November. Another classic whose time came by browsing along the right shelf at the right time. Tom Wolfe’s The Right Stuff is, again, a book that I first experienced as a film, back in 1983, when Philip Kaufman’s film of the Mercury space programme pilots seemed indeed that it was composed of the right stuff. And again, having read the book, I can no longer think so. The book is brilliantly researched and dazzlingly written (though with a few too many exclamation marks for my sensitive eyes). It startles simply because of its subject matter in this particular journalist’s hands, turning what otherwise have been gung-ho or dryly technical into an indelible summary of a particular age in American life. It is satirical but also profoundly sympathetic towards its subjects – it is no surprise to learn that the astronauts and their families for the most part have praised the book but damned the film, chiefly for its comic tone. As with film of The Tin Drum, the film of The Right Stuff mistakes incident for substance. It’s ironic that the quality of physical and mental capabilities encapsulated in the title phrase, which Wolfe identifies as an American ideal and which lies at the heart of so much of American cinema, is absent from the film that wants to champion it. The book understands; the film does not.

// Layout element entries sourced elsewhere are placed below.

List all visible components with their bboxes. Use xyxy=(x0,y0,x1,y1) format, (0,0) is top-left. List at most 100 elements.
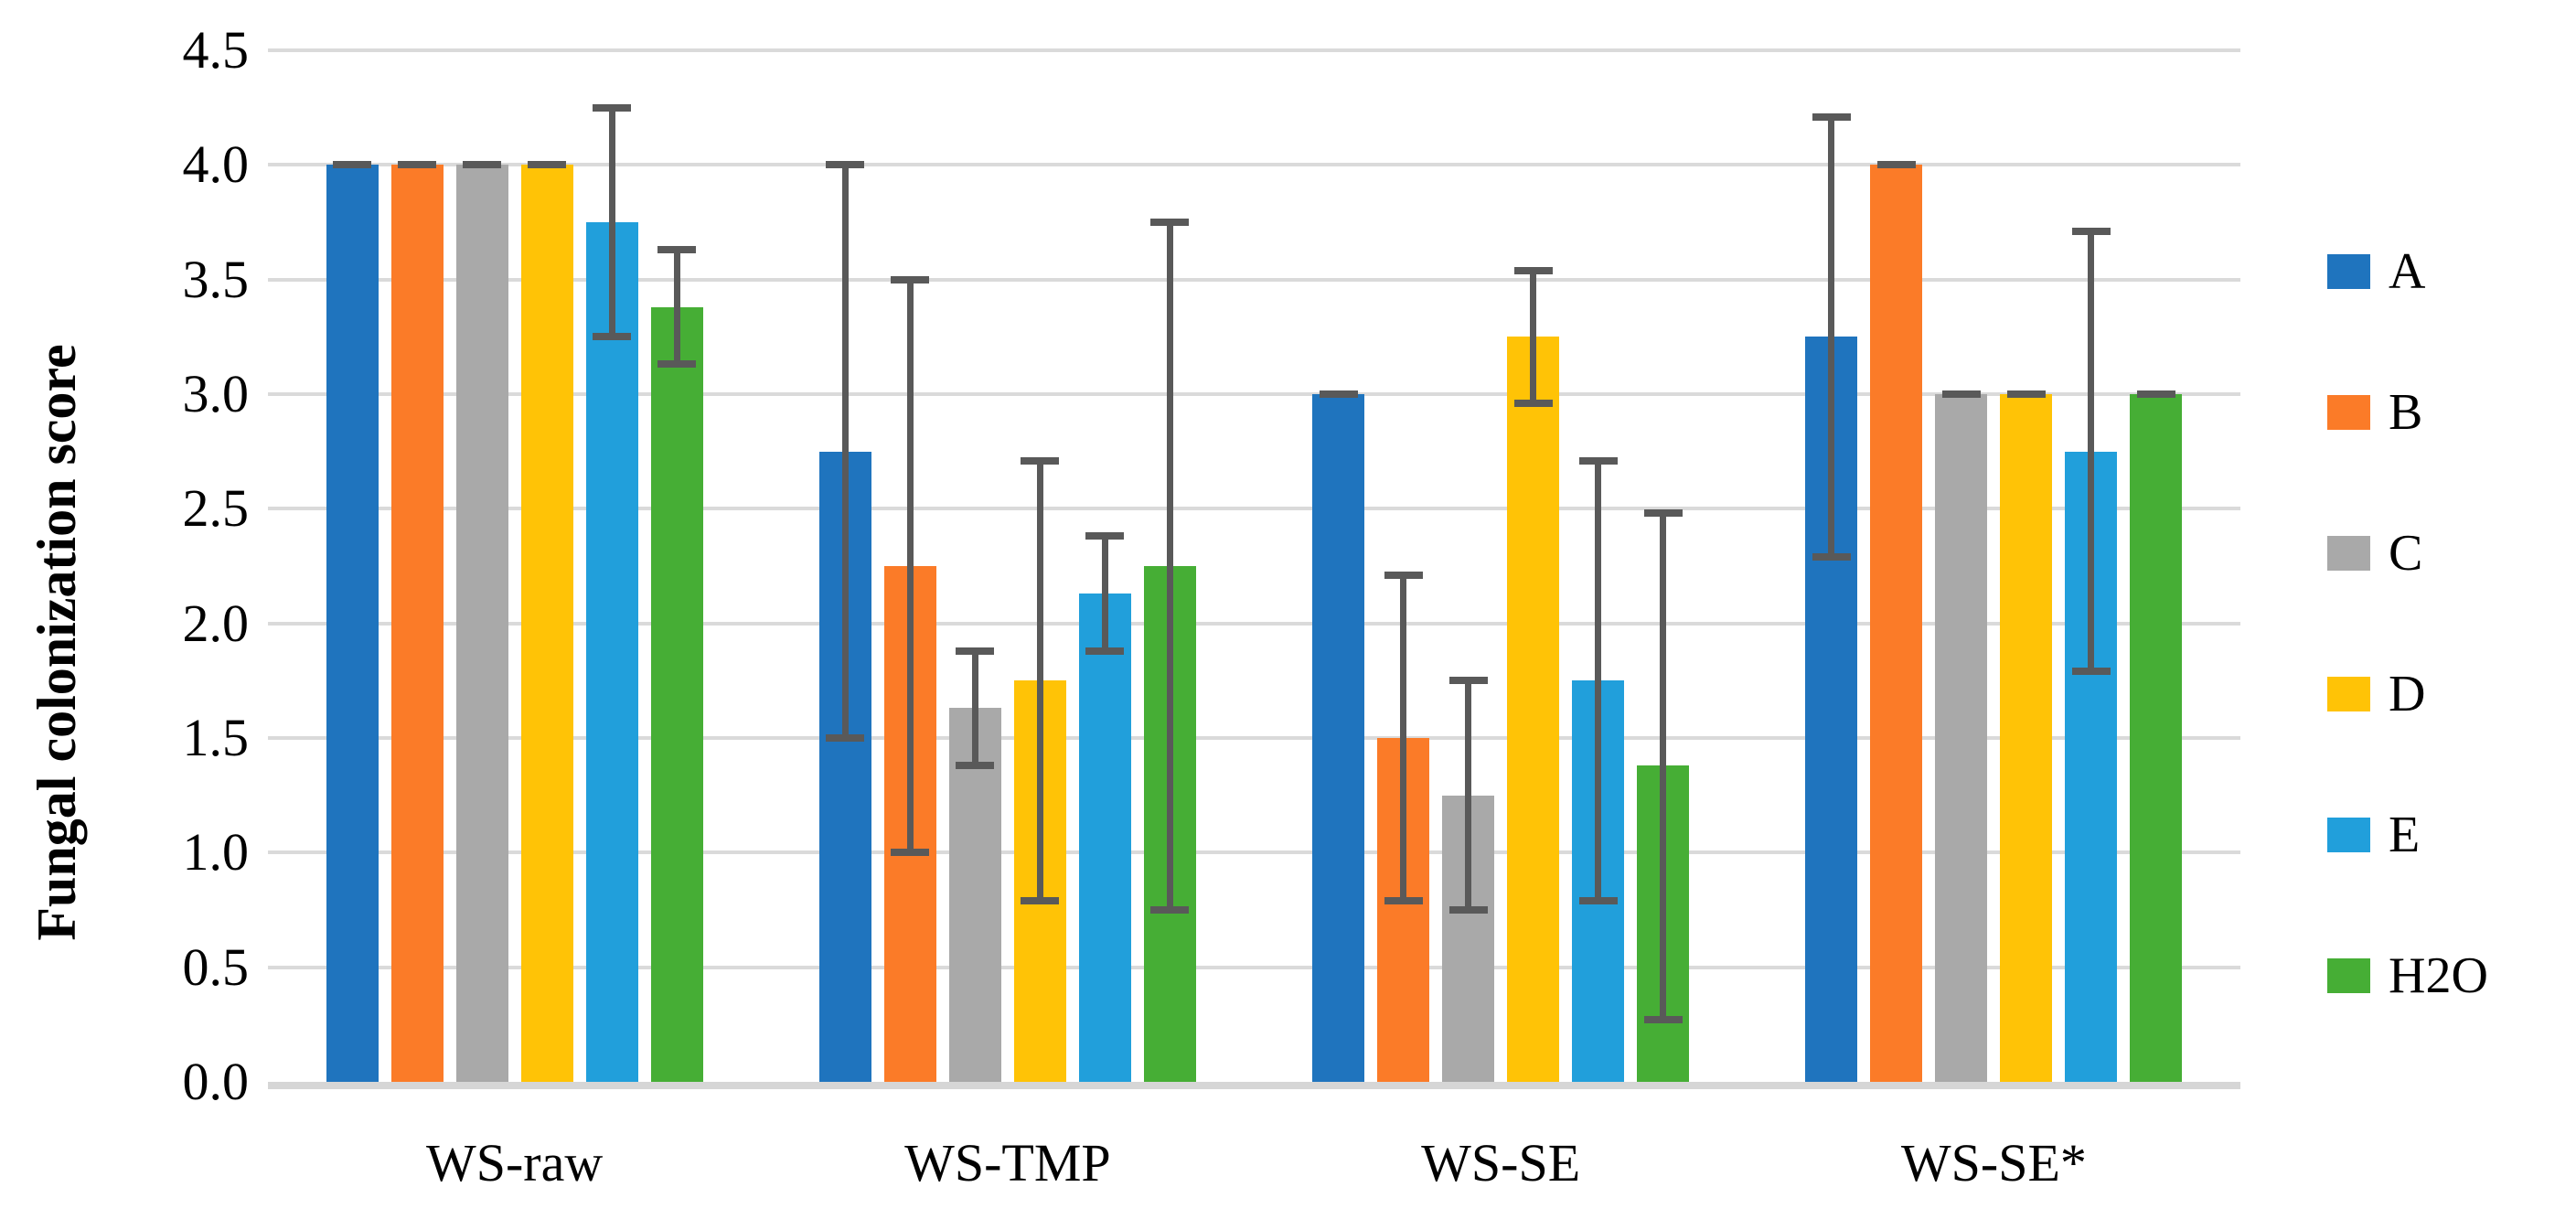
error-bar-line xyxy=(971,650,978,766)
bar-group-ws-tmp xyxy=(761,50,1254,1082)
error-bar-cap-bottom xyxy=(956,762,995,770)
error-bar-cap-top xyxy=(593,103,632,112)
x-category-label: WS-TMP xyxy=(904,1133,1111,1193)
error-bar-line xyxy=(2088,231,2095,672)
bar-b-ws-se- xyxy=(1870,165,1923,1082)
bar-slot-c xyxy=(455,50,508,1082)
error-bar-cap-top xyxy=(1448,677,1488,685)
error-bar-cap-top xyxy=(398,161,437,169)
error-bar-line xyxy=(1036,460,1043,901)
gridline xyxy=(268,163,2240,167)
error-bar-line xyxy=(1400,575,1407,901)
error-bar-cap-top xyxy=(2071,228,2111,236)
plot-area xyxy=(268,48,2240,1089)
legend-item-a: A xyxy=(2327,245,2488,298)
error-bar-cap-bottom xyxy=(1384,896,1423,904)
error-bar-cap-top xyxy=(826,161,865,169)
error-bar-line xyxy=(841,165,849,738)
error-bar-cap-top xyxy=(2136,390,2175,399)
bar-slot-b xyxy=(1870,50,1923,1082)
error-bar-cap-top xyxy=(528,161,567,169)
bar-slot-e xyxy=(1078,50,1131,1082)
bar-slot-c xyxy=(1442,50,1495,1082)
y-tick-label: 4.5 xyxy=(182,20,250,80)
bar-d-ws-se- xyxy=(2000,394,2053,1082)
error-bar-cap-top xyxy=(1812,112,1851,121)
error-bar-cap-bottom xyxy=(593,333,632,341)
error-bar-cap-top xyxy=(1876,161,1916,169)
error-bar-cap-top xyxy=(1021,456,1060,465)
legend-label: D xyxy=(2389,666,2426,722)
error-bar-cap-top xyxy=(1150,219,1190,226)
bar-slot-e xyxy=(2065,50,2118,1082)
y-tick-label: 2.5 xyxy=(182,478,250,539)
bar-slot-h2o xyxy=(1143,50,1196,1082)
legend-swatch-icon xyxy=(2327,818,2370,852)
error-bar-cap-top xyxy=(1941,390,1981,399)
legend-swatch-icon xyxy=(2327,395,2370,430)
error-bar-line xyxy=(1828,116,1835,557)
y-tick-label: 3.0 xyxy=(182,364,250,423)
error-bar-cap-bottom xyxy=(2071,668,2111,676)
error-bar-line xyxy=(1530,270,1537,404)
gridline xyxy=(268,850,2240,855)
bar-c-ws-se- xyxy=(1935,394,1988,1082)
error-bar-cap-bottom xyxy=(1643,1016,1683,1024)
error-bar-cap-top xyxy=(1513,266,1553,274)
error-bar-line xyxy=(673,250,680,365)
error-bar-cap-top xyxy=(1643,509,1683,518)
error-bar-cap-bottom xyxy=(1448,906,1488,914)
error-bar-line xyxy=(1660,513,1667,1021)
bar-slot-e xyxy=(585,50,638,1082)
error-bar-cap-bottom xyxy=(1085,647,1125,655)
error-bar-cap-top xyxy=(1578,456,1618,465)
bar-slot-c xyxy=(1935,50,1988,1082)
error-bar-line xyxy=(1465,680,1472,910)
legend-label: H2O xyxy=(2389,947,2488,1004)
legend-label: A xyxy=(2389,243,2426,300)
legend-swatch-icon xyxy=(2327,254,2370,289)
error-bar-cap-bottom xyxy=(891,849,930,857)
error-bar-line xyxy=(1595,460,1602,901)
bar-c-ws-raw xyxy=(455,165,508,1082)
bar-a-ws-raw xyxy=(326,165,379,1082)
bar-slot-a xyxy=(326,50,379,1082)
bar-slot-h2o xyxy=(1637,50,1690,1082)
bar-slot-h2o xyxy=(2130,50,2183,1082)
y-tick-label: 4.0 xyxy=(182,134,250,195)
y-tick-label: 0.0 xyxy=(182,1052,250,1111)
legend-item-h2o: H2O xyxy=(2327,949,2488,1002)
bar-slot-c xyxy=(948,50,1001,1082)
bar-e-ws-raw xyxy=(585,222,638,1082)
error-bar-cap-top xyxy=(891,275,930,283)
error-bar-line xyxy=(608,107,615,337)
bar-d-ws-raw xyxy=(520,165,573,1082)
error-bar-cap-bottom xyxy=(1812,552,1851,561)
bar-slot-a xyxy=(1805,50,1858,1082)
gridline xyxy=(268,392,2240,396)
bar-slot-h2o xyxy=(650,50,703,1082)
gridline xyxy=(268,621,2240,626)
x-category-label: WS-SE* xyxy=(1900,1133,2087,1193)
bar-group-ws-se xyxy=(1255,50,1748,1082)
legend-label: B xyxy=(2389,384,2423,441)
bar-slot-d xyxy=(2000,50,2053,1082)
bar-slot-a xyxy=(818,50,871,1082)
error-bar-cap-bottom xyxy=(1021,896,1060,904)
bar-b-ws-raw xyxy=(390,165,444,1082)
bar-slot-a xyxy=(1312,50,1365,1082)
error-bar-cap-bottom xyxy=(826,734,865,743)
legend-item-e: E xyxy=(2327,808,2488,861)
error-bar-line xyxy=(1166,222,1173,910)
gridline xyxy=(268,736,2240,740)
error-bar-cap-top xyxy=(463,161,502,169)
bar-h2o-ws-se- xyxy=(2130,394,2183,1082)
x-category-label: WS-raw xyxy=(425,1133,604,1193)
gridline xyxy=(268,48,2240,52)
error-bar-cap-bottom xyxy=(657,360,697,369)
error-bar-cap-bottom xyxy=(1578,896,1618,904)
error-bar-cap-top xyxy=(1319,390,1358,399)
legend-item-c: C xyxy=(2327,527,2488,580)
error-bar-cap-top xyxy=(1384,572,1423,580)
bar-slot-e xyxy=(1572,50,1625,1082)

December. Am I revisiting all that I encountered when I first starting reading, and watching, things with a critical eye, establishing my ideas of how art works, and with it a personal canon? I was eighteen when I first read Laurence Sterne’s Tristram Shandy and, to this day, if anyone were to ask me what my favourite novel was, I would say that it was Tristram Shandy, even though I have not read it again in many years. It established the idea of what excellence was, through its playing against expectations, against time itself, wrestling with the limitations of language while in love with all that it can do. It laughed wisely. I’ll return to it next year, and to get myself in training I picked up another favourite, A Sentimental Journey Through France and Italy, its sequel or adjunct (Sterne’s intentions aren’t entirely clear), in which the author’s alter ego Yorick journeys through France (he never gets to Italy). Yorick makes little note of place but everything of people, the niceties of circumstance and the sensibilities of gentle human relations. It is inconsistent, almost free-form, yet every line is an exhilarating demonstration of what words can be made to do. Language, and the mind best attuned to language, is Sterne’s true journey.